Expression states of variable genes are coupled together and persist over multiple cell divisions

(A) Slowly fluctuating genes show a high degree of intercolony variability. (B) Expression of the pluripotency regulator Esrrb within individual colonies. (C) Intra- and inter-colony variability in expression for selected pluripotency and lineage regulators. Average transcript number and standard deviation within colonies are indicated. (D) Time-lapse imaging of colony formation from single cells, and Nr0b1 and Oct4 expression within these colonies. (E) Relative Oct4 and Esrrb protein levels within mESCs cultured in serum+LIF. Groups of high and low Esrrb cells are indicated. (F) Correlation of pluripotency regulator polycomb target gene expression between individual cells. (G) Dependence of NeuroD1 expression on the level of Sox2 and Nr0b1 within individual cells. Dashed lines indicate high and low expression states, and P-values for differences between states were calculated using the Kolmogorov-Smirnov test.

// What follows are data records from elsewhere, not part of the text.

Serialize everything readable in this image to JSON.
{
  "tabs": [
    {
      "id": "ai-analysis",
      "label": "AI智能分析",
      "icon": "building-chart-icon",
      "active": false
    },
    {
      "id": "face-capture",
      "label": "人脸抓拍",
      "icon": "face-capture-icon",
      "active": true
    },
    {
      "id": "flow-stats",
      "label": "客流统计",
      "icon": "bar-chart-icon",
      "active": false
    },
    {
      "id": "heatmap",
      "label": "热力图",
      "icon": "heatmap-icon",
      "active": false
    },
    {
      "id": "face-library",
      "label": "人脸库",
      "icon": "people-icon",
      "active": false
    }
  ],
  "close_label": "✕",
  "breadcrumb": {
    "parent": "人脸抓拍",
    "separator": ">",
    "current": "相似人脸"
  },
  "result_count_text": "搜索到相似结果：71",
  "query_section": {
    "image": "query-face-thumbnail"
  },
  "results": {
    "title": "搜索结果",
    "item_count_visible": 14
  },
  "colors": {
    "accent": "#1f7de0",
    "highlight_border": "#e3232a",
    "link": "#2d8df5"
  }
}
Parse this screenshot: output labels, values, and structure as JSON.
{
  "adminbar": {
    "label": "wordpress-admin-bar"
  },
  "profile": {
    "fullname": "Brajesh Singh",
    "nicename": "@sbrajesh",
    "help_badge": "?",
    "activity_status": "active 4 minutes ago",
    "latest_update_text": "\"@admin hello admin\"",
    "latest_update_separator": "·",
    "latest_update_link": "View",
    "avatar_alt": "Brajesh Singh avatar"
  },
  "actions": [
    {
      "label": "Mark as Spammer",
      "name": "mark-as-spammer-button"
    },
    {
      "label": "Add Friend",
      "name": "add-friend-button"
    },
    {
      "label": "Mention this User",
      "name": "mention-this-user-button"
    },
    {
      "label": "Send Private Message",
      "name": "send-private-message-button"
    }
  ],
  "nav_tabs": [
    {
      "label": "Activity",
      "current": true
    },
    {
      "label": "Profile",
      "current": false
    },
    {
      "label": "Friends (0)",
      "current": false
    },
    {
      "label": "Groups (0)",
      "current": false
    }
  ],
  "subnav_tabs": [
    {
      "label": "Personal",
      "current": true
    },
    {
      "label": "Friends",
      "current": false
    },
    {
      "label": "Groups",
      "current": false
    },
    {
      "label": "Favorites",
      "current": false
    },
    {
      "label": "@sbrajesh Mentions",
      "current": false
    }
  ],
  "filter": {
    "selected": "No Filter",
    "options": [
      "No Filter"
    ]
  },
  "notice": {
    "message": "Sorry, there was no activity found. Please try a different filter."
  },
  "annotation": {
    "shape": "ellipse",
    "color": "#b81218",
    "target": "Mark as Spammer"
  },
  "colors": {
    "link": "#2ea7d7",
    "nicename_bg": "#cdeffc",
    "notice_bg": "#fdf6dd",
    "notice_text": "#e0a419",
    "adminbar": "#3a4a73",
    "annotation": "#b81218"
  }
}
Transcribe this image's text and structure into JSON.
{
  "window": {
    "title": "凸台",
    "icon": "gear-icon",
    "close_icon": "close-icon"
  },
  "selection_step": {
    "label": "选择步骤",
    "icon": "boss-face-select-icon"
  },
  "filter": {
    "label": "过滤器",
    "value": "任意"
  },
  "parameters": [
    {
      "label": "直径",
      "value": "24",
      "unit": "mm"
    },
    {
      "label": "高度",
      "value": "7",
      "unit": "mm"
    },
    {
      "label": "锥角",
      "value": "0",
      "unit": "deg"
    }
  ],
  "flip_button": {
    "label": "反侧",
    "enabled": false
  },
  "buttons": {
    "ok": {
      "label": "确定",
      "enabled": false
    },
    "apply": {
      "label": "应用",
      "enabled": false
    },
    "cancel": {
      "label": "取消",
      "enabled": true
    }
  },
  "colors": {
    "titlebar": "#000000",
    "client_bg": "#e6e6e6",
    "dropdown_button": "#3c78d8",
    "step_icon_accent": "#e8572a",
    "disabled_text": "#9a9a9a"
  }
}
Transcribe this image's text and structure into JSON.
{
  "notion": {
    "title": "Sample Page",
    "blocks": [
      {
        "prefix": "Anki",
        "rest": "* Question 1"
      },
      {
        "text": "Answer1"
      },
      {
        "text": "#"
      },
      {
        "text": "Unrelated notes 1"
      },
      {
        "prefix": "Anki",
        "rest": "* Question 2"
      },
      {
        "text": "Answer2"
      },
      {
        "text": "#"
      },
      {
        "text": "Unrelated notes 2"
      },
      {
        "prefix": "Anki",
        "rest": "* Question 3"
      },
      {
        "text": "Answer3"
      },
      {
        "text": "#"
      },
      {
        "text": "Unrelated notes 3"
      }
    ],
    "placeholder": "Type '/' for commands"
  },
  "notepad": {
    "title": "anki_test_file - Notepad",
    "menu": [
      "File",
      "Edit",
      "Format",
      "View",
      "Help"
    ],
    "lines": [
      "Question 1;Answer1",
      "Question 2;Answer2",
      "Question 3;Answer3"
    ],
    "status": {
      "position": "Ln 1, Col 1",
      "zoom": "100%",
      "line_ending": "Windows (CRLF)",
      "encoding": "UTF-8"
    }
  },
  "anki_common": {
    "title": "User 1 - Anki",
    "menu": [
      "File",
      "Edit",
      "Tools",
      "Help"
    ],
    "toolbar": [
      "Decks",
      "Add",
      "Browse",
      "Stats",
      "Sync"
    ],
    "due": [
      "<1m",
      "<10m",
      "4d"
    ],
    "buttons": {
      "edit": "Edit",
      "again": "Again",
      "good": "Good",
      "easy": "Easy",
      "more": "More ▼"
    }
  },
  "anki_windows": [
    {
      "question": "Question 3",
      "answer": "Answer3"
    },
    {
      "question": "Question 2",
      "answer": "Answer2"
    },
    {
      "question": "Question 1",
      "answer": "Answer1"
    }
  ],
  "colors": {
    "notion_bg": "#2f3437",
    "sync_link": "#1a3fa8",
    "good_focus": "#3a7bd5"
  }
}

Single-cell QPCR of mESCs exposed to chemical and genetic perturbations

(A) Shown are the average Ct values and standard deviations for technical triplicates (error bars on x-axis) or biological triplicates (error bars on y-axis) across 96 genes for pools of 100 or 10 cells or single sorted cells. Cells were sorted into PCR strips containing RT-PCR reagents and primer pools, reverse transcription and pre-amplification was performed, and cDNA was quantified on a Fluidigm BioMark PCR system. (B) Heat map of single-cell qPCR data for 84 genes examined across 19 different PSC perturbations and in MEFs (n = 1,144 single cells). Unsupervised hierarchical clustering grouped genes into three clusters: bimodally-expressed genes (right group), ubiquitously-expressed genes (left group), and sporadically-expressed genes (middle group). (C) Numbers of genes showing significant changes in expression distributions as compared to the reference conditions of v6.5 mESCs cultured in serum+LIF on MEFs. Significance of changes was determined by the two-sample Kolmogorov-Smirnov test, correcting P-values for multiple tests using the Holm method. (D) Selection of the state classification model that maximizes the Bayesian Information Criteria (BIC, y-axis). Mclust was used to generate multivariate Gaussian mixture models of the first three principal components of the Fluidigm qPCR-based expression values of individual mESCs. The models vary in the number of components (one to ten) and the following geometric characteristics: volume, shape, and orientation as described49. The best model was used to classify cells into states.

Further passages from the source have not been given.